Partnership chief slams ‘frustrating’ FCA advice gap delays

Steve_Groves_Partnership

The Government and the FCA have been labelled “frustrating” and accused of “navel gazing” for for failing to deliver a solution to the advice gap.

Speaking at the Institute of Financial Planning’s annual conference in Newport today, Partnership chief executive Steve Groves said it is time for the regulator to “step up to the plate” and make advice more affordable for consumers navigating the pension freedoms.

He said: “It is frustrating that 18 months after these changes were announced, we are still navel gazing for solutions to the fact that most clients don’t take advice, don’t take guidance and probably don’t understand the implications of the decisions they’re making.
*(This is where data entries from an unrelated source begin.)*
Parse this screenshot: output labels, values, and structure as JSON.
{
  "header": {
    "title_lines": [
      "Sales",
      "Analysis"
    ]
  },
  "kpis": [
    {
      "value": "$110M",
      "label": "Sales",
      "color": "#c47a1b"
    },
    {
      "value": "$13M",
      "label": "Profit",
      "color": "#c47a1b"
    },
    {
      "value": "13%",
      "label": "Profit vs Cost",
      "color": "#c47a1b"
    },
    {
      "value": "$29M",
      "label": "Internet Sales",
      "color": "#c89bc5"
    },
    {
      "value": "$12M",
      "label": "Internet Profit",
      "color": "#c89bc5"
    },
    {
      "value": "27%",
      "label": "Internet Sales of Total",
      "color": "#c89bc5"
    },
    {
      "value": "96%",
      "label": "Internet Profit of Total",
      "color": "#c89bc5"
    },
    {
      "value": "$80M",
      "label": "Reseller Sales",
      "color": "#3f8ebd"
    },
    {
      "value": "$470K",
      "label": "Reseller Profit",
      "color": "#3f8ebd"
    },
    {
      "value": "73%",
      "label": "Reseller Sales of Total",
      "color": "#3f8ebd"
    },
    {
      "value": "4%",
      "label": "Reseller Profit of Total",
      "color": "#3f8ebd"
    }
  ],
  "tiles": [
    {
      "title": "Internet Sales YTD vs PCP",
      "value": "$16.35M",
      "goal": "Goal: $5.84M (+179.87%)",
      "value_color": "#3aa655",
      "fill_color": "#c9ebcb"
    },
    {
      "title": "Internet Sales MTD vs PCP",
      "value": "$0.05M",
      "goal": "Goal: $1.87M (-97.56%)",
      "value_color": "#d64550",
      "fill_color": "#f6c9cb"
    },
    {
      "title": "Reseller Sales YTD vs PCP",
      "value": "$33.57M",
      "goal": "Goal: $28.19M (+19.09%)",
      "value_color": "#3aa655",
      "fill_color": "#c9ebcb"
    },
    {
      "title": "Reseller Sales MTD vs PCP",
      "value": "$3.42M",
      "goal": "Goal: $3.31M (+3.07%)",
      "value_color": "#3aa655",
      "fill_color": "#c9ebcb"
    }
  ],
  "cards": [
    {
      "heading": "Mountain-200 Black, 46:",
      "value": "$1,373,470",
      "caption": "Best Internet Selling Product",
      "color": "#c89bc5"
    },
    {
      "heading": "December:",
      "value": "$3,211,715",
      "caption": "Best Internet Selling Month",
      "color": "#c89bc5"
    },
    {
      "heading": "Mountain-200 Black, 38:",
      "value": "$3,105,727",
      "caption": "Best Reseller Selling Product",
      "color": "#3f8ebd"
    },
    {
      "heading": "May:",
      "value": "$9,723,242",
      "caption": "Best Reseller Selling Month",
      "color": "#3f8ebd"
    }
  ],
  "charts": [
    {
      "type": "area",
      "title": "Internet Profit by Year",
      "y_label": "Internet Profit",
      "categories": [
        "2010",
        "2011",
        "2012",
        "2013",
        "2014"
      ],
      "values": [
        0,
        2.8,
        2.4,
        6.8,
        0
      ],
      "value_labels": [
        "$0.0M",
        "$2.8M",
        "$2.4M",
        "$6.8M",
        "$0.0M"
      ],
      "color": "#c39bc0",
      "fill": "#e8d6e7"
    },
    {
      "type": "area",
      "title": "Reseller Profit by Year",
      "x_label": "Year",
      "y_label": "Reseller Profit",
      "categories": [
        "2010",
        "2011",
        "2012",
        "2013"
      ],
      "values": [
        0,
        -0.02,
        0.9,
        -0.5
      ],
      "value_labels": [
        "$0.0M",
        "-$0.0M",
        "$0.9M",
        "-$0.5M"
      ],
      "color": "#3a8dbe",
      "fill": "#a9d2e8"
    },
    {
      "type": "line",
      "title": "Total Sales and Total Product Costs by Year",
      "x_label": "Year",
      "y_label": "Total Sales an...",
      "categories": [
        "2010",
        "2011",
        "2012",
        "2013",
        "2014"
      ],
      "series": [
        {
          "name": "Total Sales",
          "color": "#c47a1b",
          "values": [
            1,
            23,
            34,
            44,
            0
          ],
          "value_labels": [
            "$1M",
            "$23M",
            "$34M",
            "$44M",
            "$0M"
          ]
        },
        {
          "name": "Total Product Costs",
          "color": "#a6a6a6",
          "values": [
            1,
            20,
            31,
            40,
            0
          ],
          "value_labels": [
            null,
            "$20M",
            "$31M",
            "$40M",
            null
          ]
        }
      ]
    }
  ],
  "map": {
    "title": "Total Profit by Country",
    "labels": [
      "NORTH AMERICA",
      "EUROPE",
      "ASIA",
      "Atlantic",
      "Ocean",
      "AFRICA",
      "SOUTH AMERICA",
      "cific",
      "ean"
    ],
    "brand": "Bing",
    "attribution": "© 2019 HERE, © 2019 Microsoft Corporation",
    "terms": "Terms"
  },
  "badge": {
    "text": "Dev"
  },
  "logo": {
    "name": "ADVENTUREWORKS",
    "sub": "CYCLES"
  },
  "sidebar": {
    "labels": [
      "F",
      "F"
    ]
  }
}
“That’s more frustrating because this was a problem that was obviously apparent at the time of the RDR. Two to three years on we are still navel gazing, and it is time to act and to come up with solutions to make advice accessible to far more people.”

Groves said the Treasury’s Financial Advice Market Review “has to lead to rapid action”.

He said: “A clear message we want to send to the FCA is there is an advice gap, and regulation or perceived regulation is seriously inhibiting the ability of the industry to innovate, and that is happening to the detriment of customers.

“It is now time for the FCA, working with the industry, to step up to the plate and devise an advice system that will work better. The system works very well for those who can afford it, but we need to rapidly find something that works for everybody.”

He said he expects the review to lead to the further development of what he termed “robo-guidance” models.

He said: “I know people call it robo-advice, but I don’t think it’s advice, I think it’s a form of guidance.”

Groves said he expects the pension freedoms to be reduced, either through policy or regulation, once their impact has become clear to the Government.

He also warned of the dangers of planning towards the “moving target” of a client’s life expectancy.

He said: “You are chasing your tail with age plus life expectancy. Every year you live, your expected age of death gets greater.

“Somebody who is 65 is expected to live to 86.5. Once he’s lived to 85, he’s expected to live to 91.6. If he lives to 90, he’s expected to live to 94.5. So you get this effect where every year you go on, the target has moved out as well as the money gone down.

“What does that mean? It means frankly budgeting to 86.5 at 65 is high risk and will get people into trouble.

“This is a massive planning challenge. The only ways to deal with this are to insure longevity risk or to review this really, really frequently. You need to be reviewing these strategies much more frequently than say five yearly. If you’ve got someone on a five-year strategy, by the time you see them next they’ll have run out of money and have no way back.”